In the meantime, the disable/re-enable workaround you found does work because it forces the OLED to ask Volumio directly “what’s playing right now?” which gives the correct answer. So the data is there it just isn’t being broadcast properly during station startup.

Btw. The 80s80s stations are also available in Volumio’s web radio library. Playing them from there, not via the 80s80s plugin, shows correct track info and updates properly on track change so the station does provide correct info. The gap really seems to appears when using the 80s80s plugin.

Updated to version v1.7.20 to address an issue where the display wouldn’t turn off but stay stuck on the last frame instead when rebooting or shutting down on Volumio Premium. I can’t explain why this makes a difference on Premium but it occurred after I purchased my subscription. Now it should work reliably on Volumio free and Premium.

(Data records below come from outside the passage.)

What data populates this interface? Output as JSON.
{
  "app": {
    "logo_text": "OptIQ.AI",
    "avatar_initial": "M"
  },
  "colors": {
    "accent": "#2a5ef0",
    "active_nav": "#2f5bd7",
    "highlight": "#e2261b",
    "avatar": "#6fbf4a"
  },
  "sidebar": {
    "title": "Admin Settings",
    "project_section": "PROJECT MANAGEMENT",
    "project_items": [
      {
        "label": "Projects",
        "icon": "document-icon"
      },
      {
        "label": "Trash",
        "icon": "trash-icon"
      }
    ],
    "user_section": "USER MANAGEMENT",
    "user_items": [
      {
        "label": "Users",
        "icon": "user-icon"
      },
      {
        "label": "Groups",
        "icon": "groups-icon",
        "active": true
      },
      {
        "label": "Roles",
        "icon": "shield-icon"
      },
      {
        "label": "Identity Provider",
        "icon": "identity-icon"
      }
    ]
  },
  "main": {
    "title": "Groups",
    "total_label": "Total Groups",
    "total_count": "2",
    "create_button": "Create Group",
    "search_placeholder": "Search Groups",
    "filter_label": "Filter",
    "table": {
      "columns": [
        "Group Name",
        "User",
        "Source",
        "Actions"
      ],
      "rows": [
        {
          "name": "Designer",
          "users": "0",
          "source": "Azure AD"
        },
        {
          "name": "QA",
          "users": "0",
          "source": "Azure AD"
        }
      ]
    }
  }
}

Edit: Updated to version v1.7.21 for updated install instructions using the volumio plugin install command instead of manually running the install script. This ensures that the uninstall button on the Volumio GUI will function. Otherwise it will generate an error when trying to uninstall the plugin.

Changelog:

v1.7.21

Documentation only:

  1. Install instructions updated to recommend volumio plugin install. This is Volumio’s own plugin manager command — invoked from inside the extracted source folder, it copies files into place, runs install.sh, and registers the plugin. No manual folder creation and no manual file copying. A reboot is still required after install for the I2C baudrate change in /boot/userconfig.txt to take effect, but the reason is now documented honestly. The previous manual-extraction method is kept as a fallback section for older Volumio versions where the CLI may not work.

v1.7.20

Bug fix (corrects v1.7.19):

  1. Display now reliably powers off on system reboot and shutdown. v1.7.19 attempted to fix this by adding onReboot and onShutdown lifecycle methods, but those names don’t match what Volumio actually looks up. The Volumio log lines PLUGIN onReboot : <name> and PLUGIN onShutdown : <name> are human-readable shorthand — the real method names checked on the plugin prototype are onVolumioReboot and onVolumioShutdown (see volumio3-backend/app/pluginmanager.js lines 636 and 682). v1.7.20 uses the correct names. The shared _systemPowerOff(reason) helper clears the framebuffer, flushes, and powers off the display synchronously inside the hook, before Volumio invokes systemctl reboot/poweroff. The previous SIGTERM and socket-event handlers are retained as defensive backups.

v1.7.19

Initial attempt at the reboot/shutdown power-off fix. Used the wrong method names (onReboot/onShutdown) — Volumio silently ignored them. Superseded by v1.7.20.